Trying to tune the RS200. Have some questions.

  • Thread starter EivlEvo
  • 17 comments
  • 6,293 views
821
EivlEvo
There's an updated tune a few posts down!

Alright...

Currently this is where I'm at.

Ford RS 200
407HP
307 Ft/lbs
1197KG (I have 17kg of ballast at -25)
500PP
Sports Softs
No downforce.

Transmission:
1st: 2.801
2nd: 2.000
3rd: 1.550
4th: 1.250
5th: 0.994
Final: 4.200
Top Speed: 174 in the box, 165 on the chart.

Torque Split: 25/75

LSD: Front: 5/5/5 Rear: 12/12/18

Suspension:
Ride Height: -50/-53
Spring Rates: 5.9/9.1
Damp Extend: 3/4
Damp Compress: 2/3
ARB's: 4/4
Camber: -2.0/-1.5
Toe: -0.12/+0.04

Brakes: 9/8

Here are my questions. And... admittedly, I understand many if not all of the concepts of tuning in real life (well not all... lets get real) but, I really have no idea how to translate them to GT5.

So... when cornering, my outside front tire is almost always glowing red... this causes reverted rubber hydroplaning and ultimately understeer.

The car definitely has an on power and off power turning radius. I attribute this to the diffs... but I'm not sure how to tune it.

All of this is further complicated by the thread where all of the suspension is backwards?

I've been running low 1:35's and high 1:34's around Laguna. Ask me questions so I can get answers.
 
Last edited:
Outside front tyre burning is, as far as I know, that you turn too much and you can't get rid of it...

If you use ABS 1 then I don't see a reason for the LSD braking anything higher than 10, most 5 is good too.
 
Try these 1 at a time, or combine as many as you need to get a feel for which ones you like.
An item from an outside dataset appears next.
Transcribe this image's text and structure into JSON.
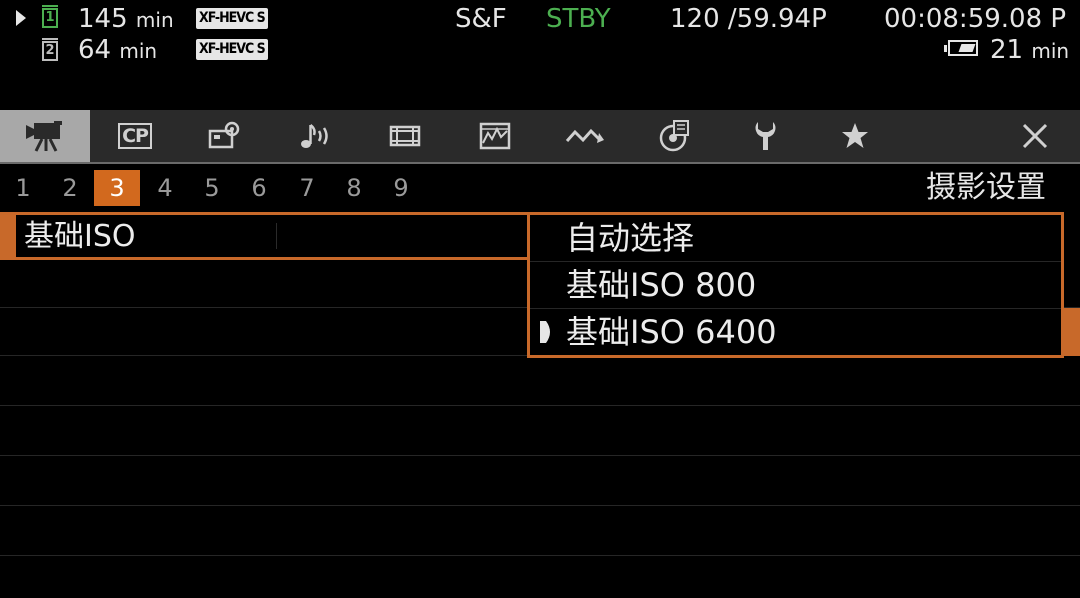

Rear LSD Initial down to 10, or 8
Rear LSD DeAccel @ 5 or 7
Brake Bias @ 6 / 8
Toe: 0.00 / 0.00
Move the ballast to -50
Increase front Ride height to -47
Torque Split to 20/80
Then increase the front sway bar to 5 or 6 to see what happens.

Shocks are a huge part, but they are my weak point, so I can't advise on that aspect.
Combine a few of the above and see what works. I'd recommended getting rid of the ballast unless you need it for a restriction of some sort.
 
It could be your brake balance and spring rate combination. The low spring rate could be forcing all of the weight of the car onto that outside front tire. Try stiffening the front springs a little and lowering the brake balance numbers. It might help... it might not.
 
Alright...

Currently this is where I'm at.

Ford RS 200
407HP
307 Ft/lbs
1197KG (I have 17kg of ballast at -30)
500PP
Sports Softs
No downforce.

Transmission:
1st: 2.801
2nd: 2.000
3rd: 1.550
4th: 1.250
5th: 0.994
Final: 4.200
Top Speed: 174 in the box, 165 on the chart.

Torque Split: 25/75

LSD: Front: 5/5/5 Rear: 12/12/18

Suspension:
Ride Height: -47/-53
Spring Rates: 6.0/9.1
Damp Extend: 3/4
Damp Compress: 2/3
ARB's: 6/4
Camber: -2.0/-1.5
Toe: 0.00/+0.01

Brakes: 9/6

This tune has me running a 1:34.189 at Laguna on Sports Softs at 500PP. For now... I'll call it something to use and base other tunes off of? As far as I've seen, theres only 2 other tunes out there. Both were less than spectacular, and one was on this site. Not trying to discredit them, but, they just didn't fit my style.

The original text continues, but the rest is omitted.